Polri Jatuhkan Demosi 8 Tahun pada Dua Personel Kasus DWP
Dua personel Polri dihukum demosi delapan tahun dan sanksi lainnya karena terlibat kasus dugaan pemerasan terkait penyelundupan narkoba di acara Djakarta Warehouse Project (DWP) 2024.
Iptu JA dan Brigadir HK, dua personel Polri, resmi dijatuhi sanksi demosi selama delapan tahun. Putusan ini dikeluarkan setelah keduanya menjalani sidang Komisi Kode Etik Polri (KKEP) terkait kasus dugaan pemerasan di acara Djakarta Warehouse Project (DWP) 2024. Sidang berlangsung di Gedung Promoter Polda Metro Jaya, Jakarta, Senin (13/1).
Kasus ini berawal dari penangkapan dua warga negara asing (WNA) asal Malaysia yang diduga menyalahgunakan narkoba di acara DWP 2024. Iptu JA dan Brigadir HK, yang bertugas mengamankan kedua WNA tersebut, diduga meminta uang sebagai imbalan untuk membebaskan mereka tanpa melalui prosedur resmi, yaitu Tim Asesmen Terpadu (TAT).
Perbuatan kedua personel ini melanggar Pasal 13 ayat (1) PP Nomor 1 Tahun 2003 tentang Pemberhentian Anggota Kepolisian Negara Republik Indonesia juncto pasal 5 ayat (1) huruf b dan Pasal 5 ayat (1) huruf c dan pasal 10 ayat (1) huruf d Perpol Nomor 7 Tahun 2022. Atas pelanggaran tersebut, mereka tidak hanya menerima sanksi demosi.

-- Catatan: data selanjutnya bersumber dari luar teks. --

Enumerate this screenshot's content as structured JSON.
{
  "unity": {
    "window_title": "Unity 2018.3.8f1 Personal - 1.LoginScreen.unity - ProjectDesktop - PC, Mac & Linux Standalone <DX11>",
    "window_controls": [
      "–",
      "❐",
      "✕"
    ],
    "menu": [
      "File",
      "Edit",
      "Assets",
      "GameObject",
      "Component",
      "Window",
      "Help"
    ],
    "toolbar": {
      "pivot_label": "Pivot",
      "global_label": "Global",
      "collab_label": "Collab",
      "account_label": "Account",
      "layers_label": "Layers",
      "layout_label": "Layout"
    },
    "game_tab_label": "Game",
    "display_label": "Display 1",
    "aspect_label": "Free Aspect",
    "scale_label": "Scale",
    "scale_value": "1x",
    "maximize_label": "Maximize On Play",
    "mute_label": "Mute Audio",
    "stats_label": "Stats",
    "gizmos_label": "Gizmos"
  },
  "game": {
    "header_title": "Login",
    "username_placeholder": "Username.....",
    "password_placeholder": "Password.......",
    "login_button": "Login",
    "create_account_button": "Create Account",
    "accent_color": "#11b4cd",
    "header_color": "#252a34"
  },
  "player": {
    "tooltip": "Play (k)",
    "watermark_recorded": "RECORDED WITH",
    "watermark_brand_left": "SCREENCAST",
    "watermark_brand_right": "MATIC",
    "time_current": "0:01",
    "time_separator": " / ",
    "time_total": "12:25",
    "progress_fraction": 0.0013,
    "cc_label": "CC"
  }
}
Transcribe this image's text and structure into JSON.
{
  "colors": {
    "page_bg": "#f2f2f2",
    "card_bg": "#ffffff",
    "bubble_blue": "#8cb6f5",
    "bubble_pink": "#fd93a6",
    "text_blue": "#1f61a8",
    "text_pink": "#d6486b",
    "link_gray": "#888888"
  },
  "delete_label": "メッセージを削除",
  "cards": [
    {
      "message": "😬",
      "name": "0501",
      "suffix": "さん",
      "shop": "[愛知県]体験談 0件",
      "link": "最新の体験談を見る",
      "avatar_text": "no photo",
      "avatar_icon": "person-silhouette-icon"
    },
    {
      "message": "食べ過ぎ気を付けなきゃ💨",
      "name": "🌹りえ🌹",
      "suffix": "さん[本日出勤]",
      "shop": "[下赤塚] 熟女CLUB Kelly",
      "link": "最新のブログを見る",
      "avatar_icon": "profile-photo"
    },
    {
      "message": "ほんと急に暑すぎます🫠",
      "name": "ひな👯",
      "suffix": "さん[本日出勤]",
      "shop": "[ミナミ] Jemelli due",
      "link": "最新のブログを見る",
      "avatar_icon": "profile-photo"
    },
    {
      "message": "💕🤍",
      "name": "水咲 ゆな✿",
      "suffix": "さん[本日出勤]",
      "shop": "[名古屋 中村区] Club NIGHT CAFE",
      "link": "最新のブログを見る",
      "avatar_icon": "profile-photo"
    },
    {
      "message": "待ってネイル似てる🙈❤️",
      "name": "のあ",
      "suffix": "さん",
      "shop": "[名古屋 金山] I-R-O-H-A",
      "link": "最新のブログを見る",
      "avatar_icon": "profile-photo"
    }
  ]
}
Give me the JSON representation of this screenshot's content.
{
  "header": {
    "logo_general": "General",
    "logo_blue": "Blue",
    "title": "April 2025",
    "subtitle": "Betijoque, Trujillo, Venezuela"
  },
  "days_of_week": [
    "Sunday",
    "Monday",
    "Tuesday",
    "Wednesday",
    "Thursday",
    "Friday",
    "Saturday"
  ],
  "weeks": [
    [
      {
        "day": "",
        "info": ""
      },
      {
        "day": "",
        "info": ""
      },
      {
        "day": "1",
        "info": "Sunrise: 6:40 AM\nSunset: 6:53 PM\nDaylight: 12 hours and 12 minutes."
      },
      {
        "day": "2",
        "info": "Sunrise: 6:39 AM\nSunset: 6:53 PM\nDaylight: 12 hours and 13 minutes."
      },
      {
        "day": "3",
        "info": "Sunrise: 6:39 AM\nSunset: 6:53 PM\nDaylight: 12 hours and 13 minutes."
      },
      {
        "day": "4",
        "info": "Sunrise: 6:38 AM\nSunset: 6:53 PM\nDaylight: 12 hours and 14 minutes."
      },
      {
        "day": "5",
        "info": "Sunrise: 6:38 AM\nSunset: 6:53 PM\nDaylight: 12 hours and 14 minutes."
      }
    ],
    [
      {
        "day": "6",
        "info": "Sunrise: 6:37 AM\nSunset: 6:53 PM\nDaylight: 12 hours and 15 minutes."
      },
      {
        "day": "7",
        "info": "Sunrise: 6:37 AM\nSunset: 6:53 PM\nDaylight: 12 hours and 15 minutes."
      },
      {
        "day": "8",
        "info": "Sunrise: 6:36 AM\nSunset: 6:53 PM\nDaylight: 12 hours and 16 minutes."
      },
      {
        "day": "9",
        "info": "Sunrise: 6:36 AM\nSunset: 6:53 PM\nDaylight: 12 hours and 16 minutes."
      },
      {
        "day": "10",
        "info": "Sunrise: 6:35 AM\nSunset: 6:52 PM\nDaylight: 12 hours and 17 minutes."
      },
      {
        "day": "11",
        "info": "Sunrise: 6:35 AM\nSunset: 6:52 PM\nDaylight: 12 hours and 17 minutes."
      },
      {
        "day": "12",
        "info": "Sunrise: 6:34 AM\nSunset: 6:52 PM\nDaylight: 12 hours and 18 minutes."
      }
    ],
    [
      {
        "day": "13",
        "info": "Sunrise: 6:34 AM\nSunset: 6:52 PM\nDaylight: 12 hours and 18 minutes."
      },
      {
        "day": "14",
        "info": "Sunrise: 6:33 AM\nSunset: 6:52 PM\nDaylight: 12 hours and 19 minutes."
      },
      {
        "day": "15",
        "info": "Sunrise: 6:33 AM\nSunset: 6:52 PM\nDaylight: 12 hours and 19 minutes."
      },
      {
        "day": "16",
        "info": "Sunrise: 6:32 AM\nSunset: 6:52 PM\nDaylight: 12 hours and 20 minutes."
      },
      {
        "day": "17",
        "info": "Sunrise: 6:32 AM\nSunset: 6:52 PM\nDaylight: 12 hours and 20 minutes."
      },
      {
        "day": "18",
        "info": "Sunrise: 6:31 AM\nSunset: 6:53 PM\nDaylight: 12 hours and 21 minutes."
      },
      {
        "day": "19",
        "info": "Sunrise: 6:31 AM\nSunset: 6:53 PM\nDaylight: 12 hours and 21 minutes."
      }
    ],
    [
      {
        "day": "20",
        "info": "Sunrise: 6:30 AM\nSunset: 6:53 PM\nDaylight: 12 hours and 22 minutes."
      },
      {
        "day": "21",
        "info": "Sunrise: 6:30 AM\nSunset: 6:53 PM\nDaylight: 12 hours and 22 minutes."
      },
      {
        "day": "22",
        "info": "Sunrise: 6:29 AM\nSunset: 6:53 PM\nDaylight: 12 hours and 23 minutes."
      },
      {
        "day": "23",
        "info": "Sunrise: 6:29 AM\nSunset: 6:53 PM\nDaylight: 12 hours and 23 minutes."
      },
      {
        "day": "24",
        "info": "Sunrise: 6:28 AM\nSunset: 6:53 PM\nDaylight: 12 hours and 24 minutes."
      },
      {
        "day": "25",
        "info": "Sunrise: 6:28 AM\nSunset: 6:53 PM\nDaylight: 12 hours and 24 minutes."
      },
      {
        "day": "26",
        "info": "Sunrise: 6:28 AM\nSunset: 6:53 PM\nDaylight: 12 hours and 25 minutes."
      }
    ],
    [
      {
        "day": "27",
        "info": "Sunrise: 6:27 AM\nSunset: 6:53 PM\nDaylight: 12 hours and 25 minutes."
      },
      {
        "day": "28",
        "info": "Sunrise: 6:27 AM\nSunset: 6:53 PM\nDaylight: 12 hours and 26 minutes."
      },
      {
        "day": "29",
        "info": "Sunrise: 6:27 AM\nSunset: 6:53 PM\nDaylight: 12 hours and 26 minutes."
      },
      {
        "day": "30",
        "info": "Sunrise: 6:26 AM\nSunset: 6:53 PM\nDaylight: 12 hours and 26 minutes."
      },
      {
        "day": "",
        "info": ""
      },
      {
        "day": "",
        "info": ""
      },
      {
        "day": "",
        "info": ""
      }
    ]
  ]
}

Selain demosi delapan tahun, yang menempatkan mereka di luar fungsi penegakan hukum (reserse), keduanya juga menjalani hukuman tambahan. Hukuman administratif lainnya berupa penempatan di tempat khusus selama 30 hari. Mereka juga dikenai sanksi etika; dinyatakan melakukan perbuatan tercela, wajib meminta maaf secara tertulis kepada pimpinan Polri dan di hadapan sidang KKEP, serta wajib mengikuti pembinaan rohani, mental, dan pengetahuan profesi selama sebulan.
Keputusan KKEP ini telah dijatuhkan. Namun, Iptu JA dan Brigadir HK mengajukan banding atas putusan tersebut. Kasus ini menambah daftar panjang pelanggaran etik di tubuh Polri terkait kasus DWP 2024. Sebelumnya, Divisi Propam Polri telah mengamankan 18 personel. Dari jumlah tersebut, tiga personel dijatuhi hukuman Pemberhentian Tidak Dengan Hormat (PTDH), sementara 15 personel lain menerima sanksi demosi dengan rentang hukuman 5 hingga 8 tahun, juga di luar fungsi penegakan hukum.
Kasus ini menjadi sorotan publik dan semakin menguatkan pentingnya penegakan hukum internal di tubuh Polri. Transparansi dan akuntabilitas dalam proses hukum menjadi kunci untuk mengembalikan kepercayaan publik terhadap institusi kepolisian. Proses banding yang diajukan oleh kedua personel ini pun akan menjadi bagian penting dalam memastikan keadilan ditegakkan.
Kepala Bagian Penerangan Umum (Kabagpenum) Divisi Humas Polri, Kombes Pol. Erdi A. Chaniago, menjelaskan bahwa dalam penegakan kode etik ini, peran masing-masing terduga pelanggar telah diklasifikasikan, dan pasal yang dikenakan sesuai dengan peran masing-masing dalam pelanggaran yang dilakukan.